Global Perspectives on Open Banking: Africa Focus
Adédèjì Ọlọ́wẹ̀ | Insights
03 Apr 2019
Financial exclusion is real and is much more than not being able to pay. According to the European Investment Bank, as of 2017, 66 per cent of adults in Africa did not have access to financial services, many of which have the potential to transform their lives. It is no surprise that financial exclusion correlates tightly with poverty.
There are arguments made that the intelligentsia is trying to impose financial inclusion on the poor to track their spending, exploit them and take away their privacy. Nothing could be further from the truth. Digital financial transactions leave electronic trails that could be monitored by unscrupulous companies and despotic governments, but the same applies to access to cheap mobile phones and the internet. Nobody is yet to think access to affordable telephony and internet is bad for the poor and vulnerable; these are seen as critical tools to lift people out of poverty and illiteracy.
Over the last 10 years, there have been concerted efforts by development finance institutions (DFIs), national governments and impact investors to improve financial inclusion but the results have been mostly disappointing. Beyond a smattering of East African countries like Kenya and Tanzania, financial inclusion continues to be an intractable challenge.
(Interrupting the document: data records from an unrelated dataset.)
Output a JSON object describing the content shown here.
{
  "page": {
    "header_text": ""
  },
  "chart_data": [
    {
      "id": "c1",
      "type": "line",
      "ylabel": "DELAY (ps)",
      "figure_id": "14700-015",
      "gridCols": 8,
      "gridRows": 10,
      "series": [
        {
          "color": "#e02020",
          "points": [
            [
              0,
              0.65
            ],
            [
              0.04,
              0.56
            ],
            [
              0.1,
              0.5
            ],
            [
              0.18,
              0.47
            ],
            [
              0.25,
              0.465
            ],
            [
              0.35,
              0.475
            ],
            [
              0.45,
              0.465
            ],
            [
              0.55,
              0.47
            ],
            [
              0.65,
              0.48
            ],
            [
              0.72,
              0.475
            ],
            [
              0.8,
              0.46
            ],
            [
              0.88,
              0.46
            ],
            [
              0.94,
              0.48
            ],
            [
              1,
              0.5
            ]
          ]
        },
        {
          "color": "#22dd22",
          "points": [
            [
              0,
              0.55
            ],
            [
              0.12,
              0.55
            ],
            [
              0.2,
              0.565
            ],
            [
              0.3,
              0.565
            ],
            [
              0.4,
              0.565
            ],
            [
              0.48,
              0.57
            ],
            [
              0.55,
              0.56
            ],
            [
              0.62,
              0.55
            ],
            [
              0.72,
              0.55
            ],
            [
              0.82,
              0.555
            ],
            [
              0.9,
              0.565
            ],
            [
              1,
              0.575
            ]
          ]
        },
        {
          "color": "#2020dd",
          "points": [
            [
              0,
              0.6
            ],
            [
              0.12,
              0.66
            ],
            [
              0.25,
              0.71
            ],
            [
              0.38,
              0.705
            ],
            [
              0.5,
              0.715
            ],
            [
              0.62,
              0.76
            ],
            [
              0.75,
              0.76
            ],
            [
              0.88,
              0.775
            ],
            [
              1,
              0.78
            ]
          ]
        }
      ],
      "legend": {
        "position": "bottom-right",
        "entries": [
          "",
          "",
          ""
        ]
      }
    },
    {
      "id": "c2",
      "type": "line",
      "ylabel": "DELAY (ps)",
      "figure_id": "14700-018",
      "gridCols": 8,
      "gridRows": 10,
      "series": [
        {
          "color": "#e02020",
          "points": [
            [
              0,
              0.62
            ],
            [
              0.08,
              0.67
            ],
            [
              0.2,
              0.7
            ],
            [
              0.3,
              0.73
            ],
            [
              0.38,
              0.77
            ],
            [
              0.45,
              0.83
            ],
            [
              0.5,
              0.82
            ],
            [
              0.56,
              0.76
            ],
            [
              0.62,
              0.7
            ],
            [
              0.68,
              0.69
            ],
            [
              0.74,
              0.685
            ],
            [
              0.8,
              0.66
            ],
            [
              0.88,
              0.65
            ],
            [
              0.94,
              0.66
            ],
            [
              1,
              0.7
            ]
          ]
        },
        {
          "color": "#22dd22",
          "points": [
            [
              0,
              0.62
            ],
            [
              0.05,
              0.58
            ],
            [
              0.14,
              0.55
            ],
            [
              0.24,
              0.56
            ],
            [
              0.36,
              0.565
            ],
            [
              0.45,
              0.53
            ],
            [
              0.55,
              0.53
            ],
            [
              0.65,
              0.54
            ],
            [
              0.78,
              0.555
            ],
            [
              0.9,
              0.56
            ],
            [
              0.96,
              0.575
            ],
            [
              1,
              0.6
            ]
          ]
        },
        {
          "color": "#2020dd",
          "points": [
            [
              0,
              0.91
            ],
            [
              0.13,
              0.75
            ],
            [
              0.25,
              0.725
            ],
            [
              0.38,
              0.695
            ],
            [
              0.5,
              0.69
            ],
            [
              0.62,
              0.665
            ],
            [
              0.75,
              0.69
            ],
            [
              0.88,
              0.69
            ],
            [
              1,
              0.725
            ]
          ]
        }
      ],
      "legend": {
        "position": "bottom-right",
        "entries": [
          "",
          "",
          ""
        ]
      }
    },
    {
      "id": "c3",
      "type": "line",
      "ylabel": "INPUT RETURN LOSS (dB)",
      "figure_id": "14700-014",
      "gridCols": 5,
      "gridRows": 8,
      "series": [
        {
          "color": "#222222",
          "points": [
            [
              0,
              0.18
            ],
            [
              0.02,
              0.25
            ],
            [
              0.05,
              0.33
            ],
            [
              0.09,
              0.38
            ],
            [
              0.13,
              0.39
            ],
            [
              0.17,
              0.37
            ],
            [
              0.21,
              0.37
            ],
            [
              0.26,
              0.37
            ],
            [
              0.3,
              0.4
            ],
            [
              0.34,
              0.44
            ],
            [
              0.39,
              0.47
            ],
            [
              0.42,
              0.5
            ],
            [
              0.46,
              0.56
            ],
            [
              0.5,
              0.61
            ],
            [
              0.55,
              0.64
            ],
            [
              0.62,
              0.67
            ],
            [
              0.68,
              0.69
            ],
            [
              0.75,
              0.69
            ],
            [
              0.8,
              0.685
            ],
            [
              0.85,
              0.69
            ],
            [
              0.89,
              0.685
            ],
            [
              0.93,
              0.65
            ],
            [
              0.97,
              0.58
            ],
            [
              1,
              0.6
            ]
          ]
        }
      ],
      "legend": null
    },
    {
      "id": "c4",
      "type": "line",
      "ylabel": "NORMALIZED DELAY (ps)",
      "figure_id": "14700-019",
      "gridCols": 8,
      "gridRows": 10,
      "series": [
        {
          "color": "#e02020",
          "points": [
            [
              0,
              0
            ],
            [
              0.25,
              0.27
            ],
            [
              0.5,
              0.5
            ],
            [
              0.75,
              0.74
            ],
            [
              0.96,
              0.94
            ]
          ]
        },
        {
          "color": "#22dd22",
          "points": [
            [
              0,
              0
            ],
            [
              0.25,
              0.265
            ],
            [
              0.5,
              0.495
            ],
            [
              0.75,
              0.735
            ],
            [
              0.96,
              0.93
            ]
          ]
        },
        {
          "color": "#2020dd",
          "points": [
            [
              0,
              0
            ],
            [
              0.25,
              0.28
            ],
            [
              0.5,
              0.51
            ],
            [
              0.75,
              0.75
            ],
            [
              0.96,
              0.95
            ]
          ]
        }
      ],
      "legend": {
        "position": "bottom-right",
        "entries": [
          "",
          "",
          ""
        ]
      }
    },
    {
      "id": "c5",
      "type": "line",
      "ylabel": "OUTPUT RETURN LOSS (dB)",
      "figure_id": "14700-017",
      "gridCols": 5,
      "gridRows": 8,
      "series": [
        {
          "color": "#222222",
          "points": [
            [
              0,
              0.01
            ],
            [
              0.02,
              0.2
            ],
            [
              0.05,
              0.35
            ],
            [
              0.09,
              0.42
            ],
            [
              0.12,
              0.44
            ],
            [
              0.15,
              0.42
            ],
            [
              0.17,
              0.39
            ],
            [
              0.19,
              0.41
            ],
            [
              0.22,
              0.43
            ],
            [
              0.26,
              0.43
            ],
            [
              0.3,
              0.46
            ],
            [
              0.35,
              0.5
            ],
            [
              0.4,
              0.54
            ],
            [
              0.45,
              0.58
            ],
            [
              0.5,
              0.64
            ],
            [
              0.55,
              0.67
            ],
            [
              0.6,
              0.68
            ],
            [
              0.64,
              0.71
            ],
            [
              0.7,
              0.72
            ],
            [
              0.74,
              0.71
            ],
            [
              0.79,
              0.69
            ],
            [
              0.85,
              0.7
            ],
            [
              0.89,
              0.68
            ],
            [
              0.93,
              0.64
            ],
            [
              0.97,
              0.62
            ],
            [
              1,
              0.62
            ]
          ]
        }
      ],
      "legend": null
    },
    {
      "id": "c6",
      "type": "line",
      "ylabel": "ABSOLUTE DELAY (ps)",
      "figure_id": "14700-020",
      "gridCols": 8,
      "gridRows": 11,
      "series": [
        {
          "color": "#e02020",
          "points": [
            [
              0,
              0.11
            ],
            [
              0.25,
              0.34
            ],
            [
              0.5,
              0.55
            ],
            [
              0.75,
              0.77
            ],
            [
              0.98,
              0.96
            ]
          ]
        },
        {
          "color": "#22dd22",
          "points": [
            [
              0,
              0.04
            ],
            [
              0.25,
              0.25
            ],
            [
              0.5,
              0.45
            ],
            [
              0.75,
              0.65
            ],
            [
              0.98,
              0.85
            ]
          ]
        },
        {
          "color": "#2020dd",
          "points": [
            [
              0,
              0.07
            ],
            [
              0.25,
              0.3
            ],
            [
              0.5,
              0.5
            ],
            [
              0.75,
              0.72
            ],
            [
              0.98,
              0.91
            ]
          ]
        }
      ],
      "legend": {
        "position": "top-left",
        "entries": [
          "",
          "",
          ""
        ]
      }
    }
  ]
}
African banks do not have incentives to provide financial services to the poor for various reasons. A significant reason is that they do not know how financial inclusion can be done profitably. The banks have a blind spot: they only know how to do “money at rest” banking. Money at rest banking is where banks drive liability and make revenue from loans and treasury transactions. Since the poor would never have enough to save, at least in the beginning, the business case for financially-inclusive products does not make sense to bankers.
This is where the fintechs come in. In a world of scale and billions of transactions, smaller companies understand how to provide nifty mobile apps that are simple to run, with reach, and without the overhead that goes with running large banks. Furthermore, smaller companies are flexible, can tailor their services to local requirements and they are very fast in responding to needs and changes.
Nevertheless, financial inclusion has not achieved the traction required because a significant barrier exists that make these efforts and apps useless: they are not able to connect to the banking and financial services network. The usefulness of any payment service is proportional to its ability to seamlessly connect to the existing legacy financial network. No fintech has the capacity to build an alternative financial system as M-PESA did in Kenya.
Fintechs and developers are not able to understand why it takes months and years to integrate with a bank while it takes hours to use much more complex APIs with the likes of Google and Amazon. What should be an inconsequential integration now takes months and sometimes years. Global multi-billion-dollar companies are not immune to this, and it took Samsung three years to go live with Samsung Pay in South Africa.
Open Banking removes this barrier by making it trivial for authorized fintechs to connect, allowing them to spend more time honing their apps or negotiating contracts. It prevents them having to spend years of time, tears, money, and blood to build their apps only to start all over again with the next bank because it shares little or no commonality of codes with the previous banks.
Open Banking does this by the development of a single API standard that everyone knows and which all banks support. Banks are used to electronic payments standards: ISO 8583 and ISO 7810 define card payment transactions and physical attributes of cards. Without these standards, international card payments would have been impossible.
The benefits of Open Banking to financial inclusion are many and massive. Fintechs would be able to develop their products quickly and get them to the market faster. It would cost much less to build and deploy; while the transactions would be cheaper for everyone, especially for the poor and vulnerable who are very sensitive to transaction pricing.
Most importantly, even if only 50 per cent of financially excluded can be brought into the formal financial space, the world would be a better place. Being financially included means that the poor can receive money quickly, participate in commerce beyond the reach of their villages and live a more fulfilling life, with access to credit and better protection for their valuables. Women can save and be in control of their money. Vulnerable people can be protected.
Standards are the unsung heroes of progress. Open Banking will be no different.